Dass eine neue Modellgeneration in vielen Punkten besser ist als ihre Vorgängergeneration, dürfte in der Autobranche als selbstverständlich gelten. Immerhin liegen rund sieben Jahre technischer Fortschritt zwischen den jeweiligen Modellen. Eine Ausnahme macht allerdings die Mercedes C-Klasse, intern W 206 genannt. Sie vollzieht einen derart großen Entwicklungssprung, wie er selbst im Hause Daimler nicht an der Tagesordnung ist.

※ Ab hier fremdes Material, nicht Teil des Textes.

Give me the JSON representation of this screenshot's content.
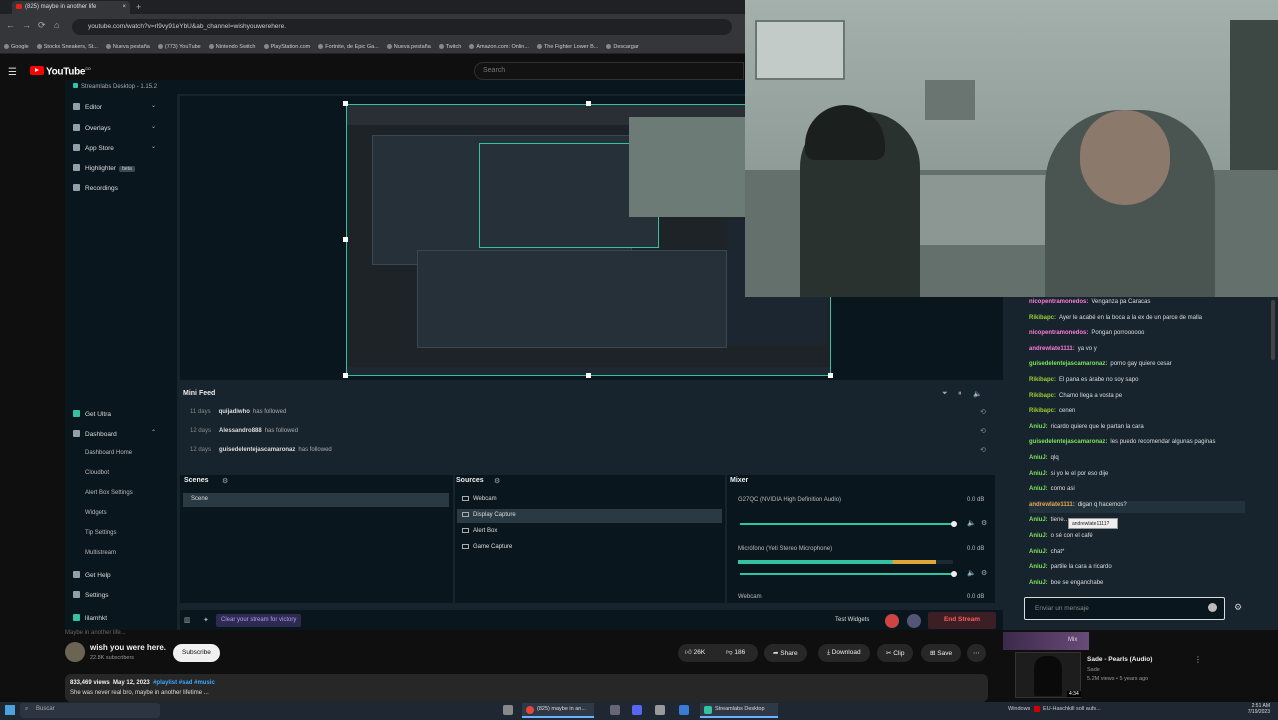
{
  "browser": {
    "tab_title": "(825) maybe in another life",
    "tab_close": "×",
    "new_tab": "+",
    "nav": [
      "←",
      "→",
      "⟳",
      "⌂"
    ],
    "url": "youtube.com/watch?v=rl9vy91eYbU&ab_channel=wishyouwerehere.",
    "bookmarks": [
      "Google",
      "Stockx Sneakers, St...",
      "Nueva pestaña",
      "(773) YouTube",
      "Nintendo Switch",
      "PlayStation.com",
      "Fortnite, de Epic Ga...",
      "Nueva pestaña",
      "Twitch",
      "Amazon.com: Onlin...",
      "The Fighter Lower B...",
      "Descargar"
    ]
  },
  "youtube": {
    "logo": "YouTube",
    "logo_sup": "CO",
    "search_placeholder": "Search",
    "menu_glyph": "☰",
    "channel": "wish you were here.",
    "subscribers": "22.8K subscribers",
    "subscribe": "Subscribe",
    "likes": "26K",
    "dislikes": "186",
    "share": "Share",
    "download": "Download",
    "clip": "Clip",
    "save": "Save",
    "more": "⋯",
    "views": "833,469 views",
    "date": "May 12, 2023",
    "hashtags": "#playlist #sad #music",
    "description": "She was never real bro, maybe in another lifetime ...",
    "cut_title": "Maybe in another life...",
    "suggested": {
      "mix": "Mix",
      "title": "Sade - Pearls (Audio)",
      "channel": "Sade",
      "meta": "5.2M views • 5 years ago",
      "duration": "4:34",
      "more": "⋮"
    }
  },
  "streamlabs": {
    "app_title": "Streamlabs Desktop - 1.15.2",
    "nav": [
      {
        "label": "Editor"
      },
      {
        "label": "Overlays"
      },
      {
        "label": "App Store"
      },
      {
        "label": "Highlighter",
        "badge": "beta"
      },
      {
        "label": "Recordings"
      }
    ],
    "nav2": [
      {
        "label": "Get Ultra"
      },
      {
        "label": "Dashboard"
      }
    ],
    "dashboard_sub": [
      "Dashboard Home",
      "Cloudbot",
      "Alert Box Settings",
      "Widgets",
      "Tip Settings",
      "Multistream"
    ],
    "nav3": [
      {
        "label": "Get Help"
      },
      {
        "label": "Settings"
      },
      {
        "label": "lilamhkt"
      }
    ],
    "mini_feed": {
      "title": "Mini Feed",
      "rows": [
        {
          "time": "11 days",
          "user": "quijadiwho",
          "action": "has followed"
        },
        {
          "time": "12 days",
          "user": "Alessandro888",
          "action": "has followed"
        },
        {
          "time": "12 days",
          "user": "guisedelentejascamaronaz",
          "action": "has followed"
        }
      ]
    },
    "scenes": {
      "title": "Scenes",
      "items": [
        "Scene"
      ]
    },
    "sources": {
      "title": "Sources",
      "items": [
        "Webcam",
        "Display Capture",
        "Alert Box",
        "Game Capture"
      ]
    },
    "mixer": {
      "title": "Mixer",
      "channels": [
        {
          "name": "G27QC (NVIDIA High Definition Audio)",
          "db": "0.0 dB",
          "level": 0.0
        },
        {
          "name": "Micrófono (Yeti Stereo Microphone)",
          "db": "0.0 dB",
          "level": 0.92
        },
        {
          "name": "Webcam",
          "db": "0.0 dB"
        }
      ]
    },
    "footer": {
      "promo": "Clear your stream for victory",
      "test_widgets": "Test Widgets",
      "end_stream": "End Stream"
    }
  },
  "chat": {
    "messages": [
      {
        "user": "nicopentramonedos:",
        "text": "Venganza pa Caracas",
        "color": "#ff7ad9"
      },
      {
        "user": "Rikibapc:",
        "text": "Ayer le acabé en la boca a la ex de un parce de malla",
        "color": "#9acd32"
      },
      {
        "user": "nicopentramonedos:",
        "text": "Pongan porroooooo",
        "color": "#ff7ad9"
      },
      {
        "user": "andrewlate1111:",
        "text": "ya vo y",
        "color": "#ff7ad9"
      },
      {
        "user": "guisedelentejascamaronaz:",
        "text": "porno gay quiere cesar",
        "color": "#7ce35a"
      },
      {
        "user": "Rikibapc:",
        "text": "El pana es árabe no soy sapo",
        "color": "#9acd32"
      },
      {
        "user": "Rikibapc:",
        "text": "Chamo llega a vosta pe",
        "color": "#9acd32"
      },
      {
        "user": "Rikibapc:",
        "text": "cenen",
        "color": "#9acd32"
      },
      {
        "user": "AniuJ:",
        "text": "ricardo quiere que le partan la cara",
        "color": "#7ce35a"
      },
      {
        "user": "guisedelentejascamaronaz:",
        "text": "les puedo recomendar algunas paginas",
        "color": "#7ce35a"
      },
      {
        "user": "AniuJ:",
        "text": "qlq",
        "color": "#7ce35a"
      },
      {
        "user": "AniuJ:",
        "text": "si yo le el por eso dije",
        "color": "#7ce35a"
      },
      {
        "user": "AniuJ:",
        "text": "como asi",
        "color": "#7ce35a"
      },
      {
        "user": "andrewlate1111:",
        "text": "digan q hacemos?",
        "color": "#e8a24a"
      },
      {
        "user": "AniuJ:",
        "text": "tiene…",
        "color": "#7ce35a"
      },
      {
        "user": "AniuJ:",
        "text": "o sé con el café",
        "color": "#7ce35a"
      },
      {
        "user": "AniuJ:",
        "text": "chat*",
        "color": "#7ce35a"
      },
      {
        "user": "AniuJ:",
        "text": "partile la cara a ricardo",
        "color": "#7ce35a"
      },
      {
        "user": "AniuJ:",
        "text": "boe se enganchabe",
        "color": "#7ce35a"
      }
    ],
    "tooltip": "andrewlate1111?",
    "input_placeholder": "Enviar un mensaje"
  },
  "taskbar": {
    "search": "Buscar",
    "apps": [
      {
        "label": "(825) maybe in an..."
      },
      {
        "label": "Streamlabs Desktop"
      }
    ],
    "tray_app": "Windows",
    "tray_news": "EU-Haschkill soll aufs...",
    "time": "2:51 AM",
    "date": "7/19/2023"
  },
  "colors": {
    "accent": "#31c3a2",
    "app_bg": "#17242d",
    "panel_bg": "#09161d",
    "end_stream": "#ff5c5c"
  }
}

Eine Revolution unterm Blech. Im Segment der Mittelklasse wird die neue C-Klasse Maßstäbe setzen. Und zwar in nahezu allen Disziplinen. Es ist nicht vermessen, sie als "kleine S-Klasse" zu bezeichnen. Ende Juni kommen Limousine und T-Modell zu den Händlern, zu Preisen ab 41.138,30 Euro.
Eher evolutionär weiterentwickelt wurde das Design. Es wirkt ruhiger und reduzierter. Die neue C-Klasse steht besser proportioniert auf den Rädern. Ein Grund sind der kürzere vordere Überhang, der längere Radstand und die leicht nach hinten verlagerte Fahrgastzelle. Optisch liegt die Kraft so mehr auf der Hinterachse. Passanten würden vermutlich dennoch nicht registrieren, dass an ihnen gerade die neue C-Klasse vorbeigefahren ist.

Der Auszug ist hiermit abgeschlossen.